Gee, kinda chilly in NE Ohio in the early am for my running tour of the neighborhood. And I’m grouchy. I’ve been trying to run in a way that takes the stress off my foot (inflamed nerve) and now my hip flexor is either inflamed or in a knot, or both. Oh, mama. And I was thinking about an item I posted last week before heading to D.C. — about how Chrysler officials and members of the Obama administration lied about the closing of the Chrysler plant at Twinsburg.
That story interests me on many levels. One, we’re witnessing the implosion of middle class manufacturing jobs in Ohio — and the inevitable consequences this will have for workers, families, education and the state economy for years.
Second, in the aftermath of George W., the debacle on Wall Street and with the promise of the new administration to be open and transparent you would think we would have learned some lessons about the importance of telling the truth and what this means in terms of trust and credibility.
And third, it’s surprising to me how accepting we have become of plant closings, massive job losses — and the lack of honesty on the part of corporate and government officials. The Chrysler announcement was greeted with a resounding, ho-hum. Too bad.
So I was encouraged when I returned on Sunday to see that The Plain Dealer had decided to entry the fray. The paper took the administration and company officials to task in an editorial (Deceived by Chrysler and the Obama administration) and in a comprehensive story by Stephen Koff (Chrysler and Obama administration take the truth about plant closings for a spin). I encourage you to read both. They are examples of the kind of journalism that we are going to miss when that industry goes belly up.
Here’s from Koff’s story:
Congress members say they were blind-sided by the news the next day, May 1, that Chrysler in fact intended to permanently shutter five plants: one each in Ohio, Wisconsin and Missouri, and two in Michigan.
The news was embarrassing as well as shocking, since many members, like LaTourette, had issued statements applauding, for instance, the report that no jobs would be cut at the 1,250-worker Twinsburg Stamping Plant.

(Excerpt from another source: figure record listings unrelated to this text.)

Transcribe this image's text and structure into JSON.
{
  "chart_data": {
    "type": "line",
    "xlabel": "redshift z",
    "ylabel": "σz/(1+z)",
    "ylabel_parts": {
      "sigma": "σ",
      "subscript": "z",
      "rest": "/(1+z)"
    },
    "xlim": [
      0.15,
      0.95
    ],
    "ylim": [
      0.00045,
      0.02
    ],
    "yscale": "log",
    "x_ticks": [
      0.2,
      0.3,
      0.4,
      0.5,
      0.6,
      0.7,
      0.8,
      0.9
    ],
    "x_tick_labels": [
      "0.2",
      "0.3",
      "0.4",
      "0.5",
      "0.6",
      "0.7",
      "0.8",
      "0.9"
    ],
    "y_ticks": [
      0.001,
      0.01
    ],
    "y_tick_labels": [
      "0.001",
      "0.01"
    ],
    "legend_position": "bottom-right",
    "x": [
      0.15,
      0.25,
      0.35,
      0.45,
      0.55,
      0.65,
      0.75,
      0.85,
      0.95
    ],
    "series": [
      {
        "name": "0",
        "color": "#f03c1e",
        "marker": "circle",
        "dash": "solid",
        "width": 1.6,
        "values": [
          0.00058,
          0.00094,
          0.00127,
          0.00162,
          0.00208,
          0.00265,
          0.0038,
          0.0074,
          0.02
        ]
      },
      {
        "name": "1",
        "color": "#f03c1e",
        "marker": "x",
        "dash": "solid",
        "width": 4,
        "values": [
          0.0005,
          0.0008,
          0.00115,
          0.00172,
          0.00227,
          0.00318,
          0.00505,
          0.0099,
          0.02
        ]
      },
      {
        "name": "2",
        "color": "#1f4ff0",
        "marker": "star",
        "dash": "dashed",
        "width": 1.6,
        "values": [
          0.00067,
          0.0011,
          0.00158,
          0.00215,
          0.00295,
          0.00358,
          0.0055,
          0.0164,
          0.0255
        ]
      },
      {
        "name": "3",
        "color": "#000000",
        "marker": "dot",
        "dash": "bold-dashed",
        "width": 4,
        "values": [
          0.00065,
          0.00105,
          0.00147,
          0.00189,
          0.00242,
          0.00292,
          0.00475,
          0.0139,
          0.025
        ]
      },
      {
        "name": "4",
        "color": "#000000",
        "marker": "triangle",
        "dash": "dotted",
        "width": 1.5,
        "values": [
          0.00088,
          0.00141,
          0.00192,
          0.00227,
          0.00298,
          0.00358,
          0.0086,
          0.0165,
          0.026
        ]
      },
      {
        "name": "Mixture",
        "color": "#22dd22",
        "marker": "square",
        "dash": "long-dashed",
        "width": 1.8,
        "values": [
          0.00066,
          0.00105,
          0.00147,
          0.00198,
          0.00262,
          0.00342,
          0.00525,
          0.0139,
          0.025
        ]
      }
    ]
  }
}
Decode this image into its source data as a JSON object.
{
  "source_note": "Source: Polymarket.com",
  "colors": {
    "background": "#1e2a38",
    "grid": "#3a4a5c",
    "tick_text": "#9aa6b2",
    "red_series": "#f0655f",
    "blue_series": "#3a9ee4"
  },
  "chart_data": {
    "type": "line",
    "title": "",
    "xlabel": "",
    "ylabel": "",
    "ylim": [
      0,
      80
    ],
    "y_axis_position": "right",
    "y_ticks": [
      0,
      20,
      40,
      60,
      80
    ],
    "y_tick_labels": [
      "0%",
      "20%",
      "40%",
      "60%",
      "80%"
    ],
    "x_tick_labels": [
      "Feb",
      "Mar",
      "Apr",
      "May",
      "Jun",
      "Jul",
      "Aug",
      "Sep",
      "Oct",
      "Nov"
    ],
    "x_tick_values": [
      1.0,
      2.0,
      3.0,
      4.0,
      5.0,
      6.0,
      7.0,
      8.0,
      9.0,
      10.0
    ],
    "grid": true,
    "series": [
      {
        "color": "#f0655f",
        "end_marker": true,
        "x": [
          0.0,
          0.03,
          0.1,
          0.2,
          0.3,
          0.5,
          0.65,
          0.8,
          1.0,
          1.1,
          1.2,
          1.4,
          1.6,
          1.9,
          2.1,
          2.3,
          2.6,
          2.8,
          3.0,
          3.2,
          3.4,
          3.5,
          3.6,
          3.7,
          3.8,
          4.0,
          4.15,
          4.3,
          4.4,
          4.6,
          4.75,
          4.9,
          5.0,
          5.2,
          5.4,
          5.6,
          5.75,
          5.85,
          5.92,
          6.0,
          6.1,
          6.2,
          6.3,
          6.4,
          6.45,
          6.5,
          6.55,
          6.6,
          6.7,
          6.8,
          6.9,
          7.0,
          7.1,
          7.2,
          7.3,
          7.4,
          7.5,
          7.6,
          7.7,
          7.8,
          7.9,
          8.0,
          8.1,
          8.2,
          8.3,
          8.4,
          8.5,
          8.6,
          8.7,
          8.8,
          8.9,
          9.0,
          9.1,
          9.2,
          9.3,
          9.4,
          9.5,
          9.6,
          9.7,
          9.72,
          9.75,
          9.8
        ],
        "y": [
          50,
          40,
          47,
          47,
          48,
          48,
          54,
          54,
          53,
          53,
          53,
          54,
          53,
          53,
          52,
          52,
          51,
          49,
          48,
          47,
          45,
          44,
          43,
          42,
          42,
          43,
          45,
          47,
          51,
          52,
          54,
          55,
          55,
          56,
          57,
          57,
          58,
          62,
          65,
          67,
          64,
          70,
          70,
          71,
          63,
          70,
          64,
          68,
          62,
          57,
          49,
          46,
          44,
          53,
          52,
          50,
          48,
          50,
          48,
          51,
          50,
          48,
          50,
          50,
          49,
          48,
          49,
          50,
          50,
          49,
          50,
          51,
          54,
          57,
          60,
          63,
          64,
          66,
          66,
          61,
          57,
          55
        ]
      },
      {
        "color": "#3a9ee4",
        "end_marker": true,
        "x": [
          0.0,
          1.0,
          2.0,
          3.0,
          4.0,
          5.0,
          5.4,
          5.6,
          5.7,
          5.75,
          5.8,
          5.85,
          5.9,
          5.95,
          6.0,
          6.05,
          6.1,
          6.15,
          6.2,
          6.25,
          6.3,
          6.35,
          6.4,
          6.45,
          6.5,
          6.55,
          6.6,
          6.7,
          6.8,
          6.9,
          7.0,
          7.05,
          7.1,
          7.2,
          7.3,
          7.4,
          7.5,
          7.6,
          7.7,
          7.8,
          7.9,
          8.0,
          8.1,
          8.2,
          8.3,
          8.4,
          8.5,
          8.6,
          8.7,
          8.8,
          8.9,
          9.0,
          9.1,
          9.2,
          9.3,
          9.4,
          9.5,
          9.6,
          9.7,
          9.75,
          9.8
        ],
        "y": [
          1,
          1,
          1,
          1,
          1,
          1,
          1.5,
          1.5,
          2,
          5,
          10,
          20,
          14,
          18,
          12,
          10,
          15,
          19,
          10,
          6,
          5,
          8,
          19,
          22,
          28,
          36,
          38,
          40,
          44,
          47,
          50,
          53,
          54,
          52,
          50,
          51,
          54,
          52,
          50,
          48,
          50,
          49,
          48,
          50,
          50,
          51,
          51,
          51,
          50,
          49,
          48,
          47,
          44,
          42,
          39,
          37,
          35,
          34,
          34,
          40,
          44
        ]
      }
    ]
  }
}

Candice Miller, a Republican congresswoman representing Sterling Heights, Mich., home of a 1,400-worker Chrysler plant, even went on the House floor soon after Obama’s announcement, saying it meant, “most importantly, no plant closures or new job losses.”
Wrong. Sterling Heights, like Twinsburg, would be sucker-punched the next day with news of a plant closing.
Were Congress members duped? If so, by whom and why?
The short answers appear to be yes, by both Chrysler and the White House. Chrysler’s top lobbyist, John Bozzella, has since apologized to LaTourette, as a company spokesman confirmed.
What’s more difficult to assess is why — other than the likelihood that the White House and Chrysler both wanted to announce the bankruptcy without an immediate onslaught of squawking from mayors, governors and members of Congress representing Twinsburg; Sterling Heights; Detroit; Kenosha, Wisc.; and Fenton, Mo.
The White House and Chrysler won major headlines across the country with first-day stories of saved jobs. With the exception of the Detroit Free Press, which had the plant closings in its Friday, May 1, editions, most media were unable to review the entire U.S. Bankruptcy Court filing until time for their Saturday editions, one of the worst days of the week for readership.
The bad news was largely limited to press outlets in cities where plants would close.
If it was, in fact, a media strategy, it worked. Despite complaints from a couple of congressmen — notably, LaTourette and Wisconsin Republican Paul Ryan — the fact that congressmen believe the White House misled them has gained almost no traction in the press.
Then again, it has barely resonated among many rust-belt Democrats, despite their being just as surprised as LaTourette and Ryan. Theirs is a partisan silence, with their opinions known only because this reporter asked.
Would Democrats have been so quiet if President George W. Bush’s administration had announced that no plants would close, only to be boldly contradicted within 24 hours?
Oh, boy. Let’s see. Congress members duped. Well, yeah.
Successful media strategy. Initially, sure. In the long run, no.
Barely resonated among rust-belt Democrats. True — and too bad. But it reflects just how impotent Ohio’s congressional delegation is these days.
Would George W. have gotten away with this. Nope.
OK. OK. Told you I was grouchy. But the point is this: We are never going to regain trust in this nation as long as corporate executives and government officials refuse to tell the truth. What’s so hard about that?
Maybe Dennis Kucinich will find out. He’s jumping into this mess now — and I’ll bet he gets some answers. Say what you want about the Cleveland congressman, but he’s a bulldog when it comes to protecting constituents and at least asking some hard questions.
It’s not going to change the outcome for Chrysler workers and their families in Northeast Ohio and elsewhere. But maybe with some pitchfork prodding it will turn into a lesson learned for government officials who need voters and the public to trust them on a whole host of issues ranging from the economy to health-care reform.